App observability tools are better suited here, not only because they provide a comprehensive set of event streams about what is happening ‘inside’ the app, but also because of the ease of use. One simple solution. No need to install and manage multiple agents.
Plus, observability is extremely easy to integrate into Continuous Integration (CI) pipelines.
|For this use case, monitoring is less ideal because of the need to install and manage multiple tools and agents for each type of event stream. And procuring and putting all these tools in the CI pipeline can be cumbersome.
Plus, what is happening on the host or network is less relevant for developers or DevOps teams, compared to the code changes that went into the app and what issues they may cause.
The primary focus is what was checked into my GitHub, and what ‘improper’ behavior did that cause in my application.

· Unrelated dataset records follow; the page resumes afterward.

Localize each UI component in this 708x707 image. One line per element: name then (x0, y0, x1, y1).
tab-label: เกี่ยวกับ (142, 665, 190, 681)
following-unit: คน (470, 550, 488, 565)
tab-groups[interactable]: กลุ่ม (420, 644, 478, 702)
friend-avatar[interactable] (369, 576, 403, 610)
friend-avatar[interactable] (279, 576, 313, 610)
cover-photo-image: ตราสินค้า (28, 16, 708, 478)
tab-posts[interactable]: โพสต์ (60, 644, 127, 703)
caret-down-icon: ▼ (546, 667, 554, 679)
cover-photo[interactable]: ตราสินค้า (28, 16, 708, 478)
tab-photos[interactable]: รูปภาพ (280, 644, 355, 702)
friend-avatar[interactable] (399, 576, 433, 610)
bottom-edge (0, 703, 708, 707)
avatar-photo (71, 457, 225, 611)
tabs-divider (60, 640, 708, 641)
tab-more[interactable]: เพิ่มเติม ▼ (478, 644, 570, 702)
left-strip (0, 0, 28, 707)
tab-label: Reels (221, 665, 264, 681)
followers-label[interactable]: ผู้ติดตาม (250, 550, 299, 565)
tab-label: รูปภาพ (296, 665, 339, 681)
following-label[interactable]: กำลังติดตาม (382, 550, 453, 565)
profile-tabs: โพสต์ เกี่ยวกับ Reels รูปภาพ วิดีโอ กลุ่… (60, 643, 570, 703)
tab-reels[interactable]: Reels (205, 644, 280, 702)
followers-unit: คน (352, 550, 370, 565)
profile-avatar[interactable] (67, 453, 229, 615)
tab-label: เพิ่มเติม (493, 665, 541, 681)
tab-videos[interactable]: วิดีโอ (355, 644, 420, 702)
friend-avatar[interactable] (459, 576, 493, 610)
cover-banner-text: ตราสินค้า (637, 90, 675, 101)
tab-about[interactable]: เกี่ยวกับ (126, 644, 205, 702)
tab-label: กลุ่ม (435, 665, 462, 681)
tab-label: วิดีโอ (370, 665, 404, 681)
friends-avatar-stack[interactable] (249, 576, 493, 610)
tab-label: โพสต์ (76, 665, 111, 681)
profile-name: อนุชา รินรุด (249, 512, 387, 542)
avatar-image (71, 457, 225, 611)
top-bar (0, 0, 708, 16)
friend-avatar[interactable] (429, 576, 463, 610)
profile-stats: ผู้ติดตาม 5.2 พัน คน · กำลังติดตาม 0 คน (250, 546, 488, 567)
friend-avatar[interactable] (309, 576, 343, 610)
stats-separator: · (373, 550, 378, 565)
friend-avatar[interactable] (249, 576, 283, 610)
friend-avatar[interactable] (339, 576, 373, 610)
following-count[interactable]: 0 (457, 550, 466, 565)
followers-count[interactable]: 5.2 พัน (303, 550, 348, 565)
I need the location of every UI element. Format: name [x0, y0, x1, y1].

|For Kubernetes and containerized applications||If you pick a language-specific observability tool (such as the traditional IAST tools), it may be cumbersome to go into each container and instrument them.

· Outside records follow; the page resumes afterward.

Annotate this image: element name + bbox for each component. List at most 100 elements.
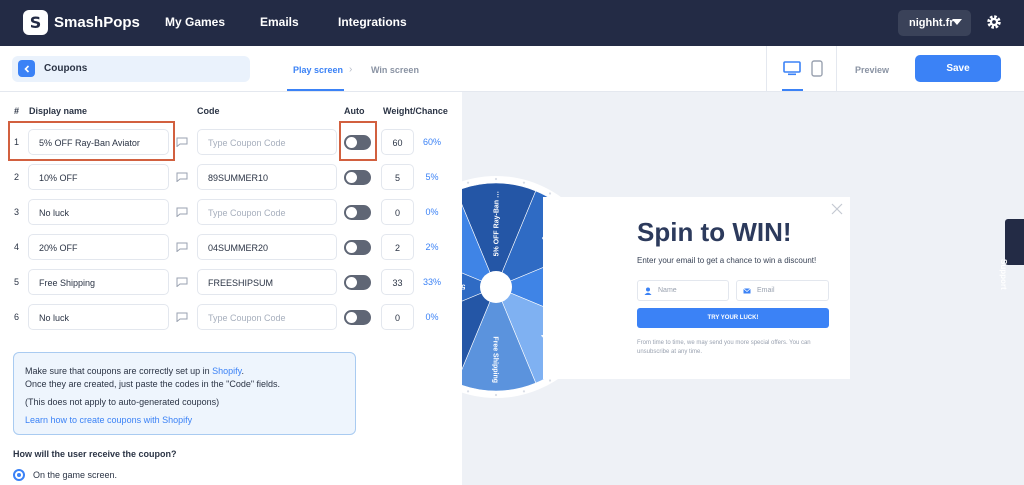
row-number: 5 [14, 277, 20, 287]
column-header-display-name: Display name [29, 106, 88, 116]
coupon-code-input[interactable]: FREESHIPSUM [197, 269, 337, 295]
account-dropdown[interactable]: nighht.fr [898, 10, 971, 36]
table-row: 2 10% OFF 89SUMMER10 5 5% [0, 164, 462, 192]
chance-percent: 2% [425, 242, 439, 252]
coupon-code-input[interactable]: Type Coupon Code [197, 304, 337, 330]
display-name-input[interactable]: Free Shipping [28, 269, 169, 295]
comment-icon[interactable] [176, 277, 188, 287]
info-line-1: Make sure that coupons are correctly set… [25, 365, 355, 378]
weight-input[interactable]: 0 [381, 304, 414, 330]
chance-percent: 60% [422, 137, 441, 147]
coupon-code-input[interactable]: 04SUMMER20 [197, 234, 337, 260]
row-number: 3 [14, 207, 20, 217]
table-row: 6 No luck Type Coupon Code 0 0% [0, 304, 462, 332]
brand-name: SmashPops [54, 14, 140, 31]
delivery-radio[interactable] [13, 469, 25, 481]
toggle-knob [346, 312, 357, 323]
learn-coupons-link[interactable]: Learn how to create coupons with Shopify [25, 414, 355, 427]
display-name-input[interactable]: No luck [28, 199, 169, 225]
wheel-rim-dot [466, 181, 470, 184]
comment-icon[interactable] [176, 172, 188, 182]
toggle-knob [346, 242, 357, 253]
wheel-rim-dot [494, 393, 498, 397]
nav-my-games[interactable]: My Games [165, 15, 225, 29]
wheel-segment-label: Free Shipping [492, 336, 499, 383]
wheel-rim-dot [522, 390, 526, 393]
tab-win-screen[interactable]: Win screen [371, 65, 419, 75]
display-name-input[interactable]: 10% OFF [28, 164, 169, 190]
wheel-rim-dot [522, 181, 526, 184]
user-icon [644, 287, 652, 295]
column-header-number: # [14, 106, 20, 116]
wheel-hub [480, 271, 512, 303]
info-text: . [241, 366, 244, 376]
editor-toolbar: Coupons Play screen › Win screen Preview… [0, 46, 1024, 92]
desktop-icon[interactable] [783, 61, 801, 76]
auto-toggle[interactable] [344, 205, 371, 220]
chevron-right-icon: › [349, 64, 353, 75]
chance-percent: 33% [422, 277, 441, 287]
auto-toggle[interactable] [344, 240, 371, 255]
support-label: Support [999, 259, 1008, 290]
toggle-knob [346, 207, 357, 218]
mail-icon [743, 288, 751, 294]
nav-emails[interactable]: Emails [260, 15, 299, 29]
close-icon[interactable] [831, 203, 843, 215]
comment-icon[interactable] [176, 207, 188, 217]
table-row: 3 No luck Type Coupon Code 0 0% [0, 199, 462, 227]
auto-toggle[interactable] [344, 275, 371, 290]
active-device-indicator [782, 89, 803, 91]
account-name: nighht.fr [909, 17, 954, 29]
comment-icon[interactable] [176, 242, 188, 252]
chance-percent: 5% [425, 172, 439, 182]
chevron-left-icon [23, 64, 29, 73]
mobile-icon[interactable] [811, 60, 823, 77]
logo-icon: S [23, 10, 48, 35]
coupon-code-input[interactable]: Type Coupon Code [197, 199, 337, 225]
coupon-code-input[interactable]: Type Coupon Code [197, 129, 337, 155]
preview-button[interactable]: Preview [855, 65, 889, 75]
save-button[interactable]: Save [915, 55, 1001, 82]
row-number: 4 [14, 242, 20, 252]
table-row: 4 20% OFF 04SUMMER20 2 2% [0, 234, 462, 262]
try-your-luck-button[interactable]: TRY YOUR LUCK! [637, 308, 829, 328]
weight-input[interactable]: 33 [381, 269, 414, 295]
divider [766, 46, 767, 92]
display-name-input[interactable]: No luck [28, 304, 169, 330]
auto-toggle[interactable] [344, 170, 371, 185]
coupon-code-input[interactable]: 89SUMMER10 [197, 164, 337, 190]
back-button[interactable] [18, 60, 35, 77]
row-number: 6 [14, 312, 20, 322]
nav-integrations[interactable]: Integrations [338, 15, 407, 29]
chance-percent: 0% [425, 207, 439, 217]
toggle-knob [346, 172, 357, 183]
column-header-code: Code [197, 106, 220, 116]
weight-input[interactable]: 60 [381, 129, 414, 155]
info-line-3: (This does not apply to auto-generated c… [25, 397, 220, 407]
comment-icon[interactable] [176, 312, 188, 322]
delivery-question: How will the user receive the coupon? [13, 449, 177, 459]
highlight-auto-toggle [339, 121, 377, 161]
divider [836, 46, 837, 92]
wheel-rim-dot [548, 192, 552, 195]
section-title: Coupons [44, 63, 88, 74]
weight-input[interactable]: 0 [381, 199, 414, 225]
popup-disclaimer: From time to time, we may send you more … [637, 340, 811, 355]
toggle-knob [346, 277, 357, 288]
section-header: Coupons [12, 56, 250, 82]
display-name-input[interactable]: 20% OFF [28, 234, 169, 260]
tab-play-screen[interactable]: Play screen [293, 65, 343, 75]
popup-subtitle: Enter your email to get a chance to win … [637, 256, 817, 265]
shopify-link[interactable]: Shopify [212, 366, 241, 376]
wheel-rim-dot [466, 390, 470, 393]
coupon-editor-panel: # Display name Code Auto Weight/Chance 1… [0, 92, 462, 485]
info-line-2: Once they are created, just paste the co… [25, 379, 281, 389]
support-tab[interactable]: Support [999, 219, 1024, 290]
auto-toggle[interactable] [344, 310, 371, 325]
weight-input[interactable]: 5 [381, 164, 414, 190]
gear-icon[interactable] [985, 13, 1003, 31]
active-tab-indicator [287, 89, 344, 91]
weight-input[interactable]: 2 [381, 234, 414, 260]
delivery-option-label: On the game screen. [33, 470, 118, 480]
comment-icon[interactable] [176, 137, 188, 147]
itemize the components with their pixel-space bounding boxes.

More modern observability tools, such as DeepFactor, enable easy insertion at the Kubernetes level so you don’t have to muck with each container/service. Checkout tools like DeepFactor.io for security and compliance and Datadog.com for performance.

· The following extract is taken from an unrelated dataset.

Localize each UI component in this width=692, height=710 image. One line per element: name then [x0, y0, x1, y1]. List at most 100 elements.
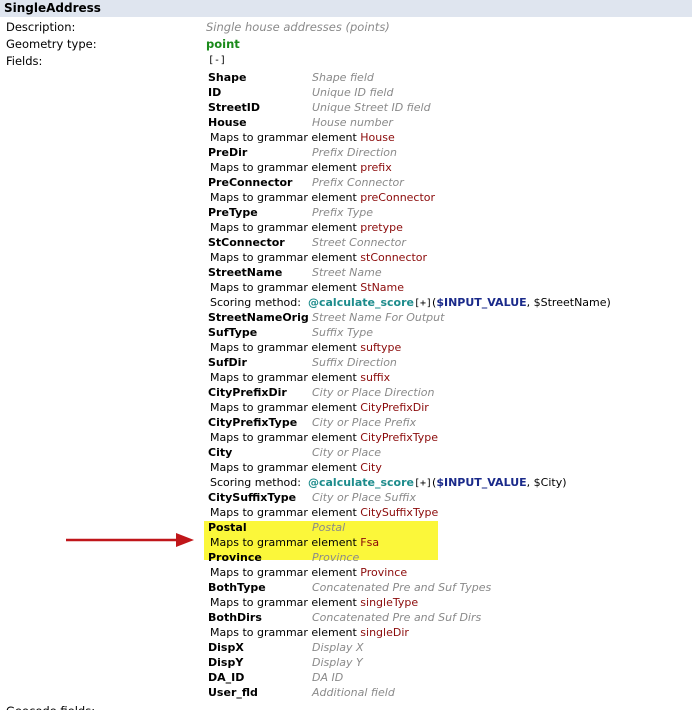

|Modern monitoring tools are moving in the direction of supporting Kubernetes. But then again, you must pick many tools because each of them specializes in gathering separate event streams from your applications via sensors in the host/network.|
|For cost reasons||Since you need significantly fewer observability tools, you will save a lot of time and money using an observability solution versus numerous monitoring tools.||Using numerous monitoring tools will result in more in time, resources, and budget needed.|
|For Machine Learning (ML) use cases||When it comes to ML, the greater the number of data sources, the better the insight. For this use case, observability tools could be combined with monitoring tools in order to gather an even more comprehensive set of data sources and event streams that could then be fed into your ML engines.||When combined with your application’s observability feeds (such as DeepFactor), multiple data streams coming in from monitoring tools (Prometheus feeds coming in from your hosts, Fluentd logs, VPC Flow logs, Zipkin, or other traces) can be fed into your ML engines for more comprehensive insight for your SRE or SecOps teams.|
To summarize, both observability and monitoring techniques are useful platforms. Deciding between the two, or, using a combination of both tools depends on your use cases, resources, and budget. Our recommendations at DeepFactor.io are the following:
- For your engineering organization, developers, QA engineers, or your DevOps pipeline, when looking for visibility into your application’s security, performance, compliance or other behavior, observability solutions will give you faster deployment, better adoption due to ease of use, and likely better economics.
- If you have more modern/containerized apps/Kubernetes deployments, observability solutions are a better fit since many are being built for the container-first world.
- For ML use cases where you are better served with richer data sets, having a combination of data sources from both observability and monitoring tools feeding into your logging platforms like ELK or Splunk will give you the most comprehensive insight.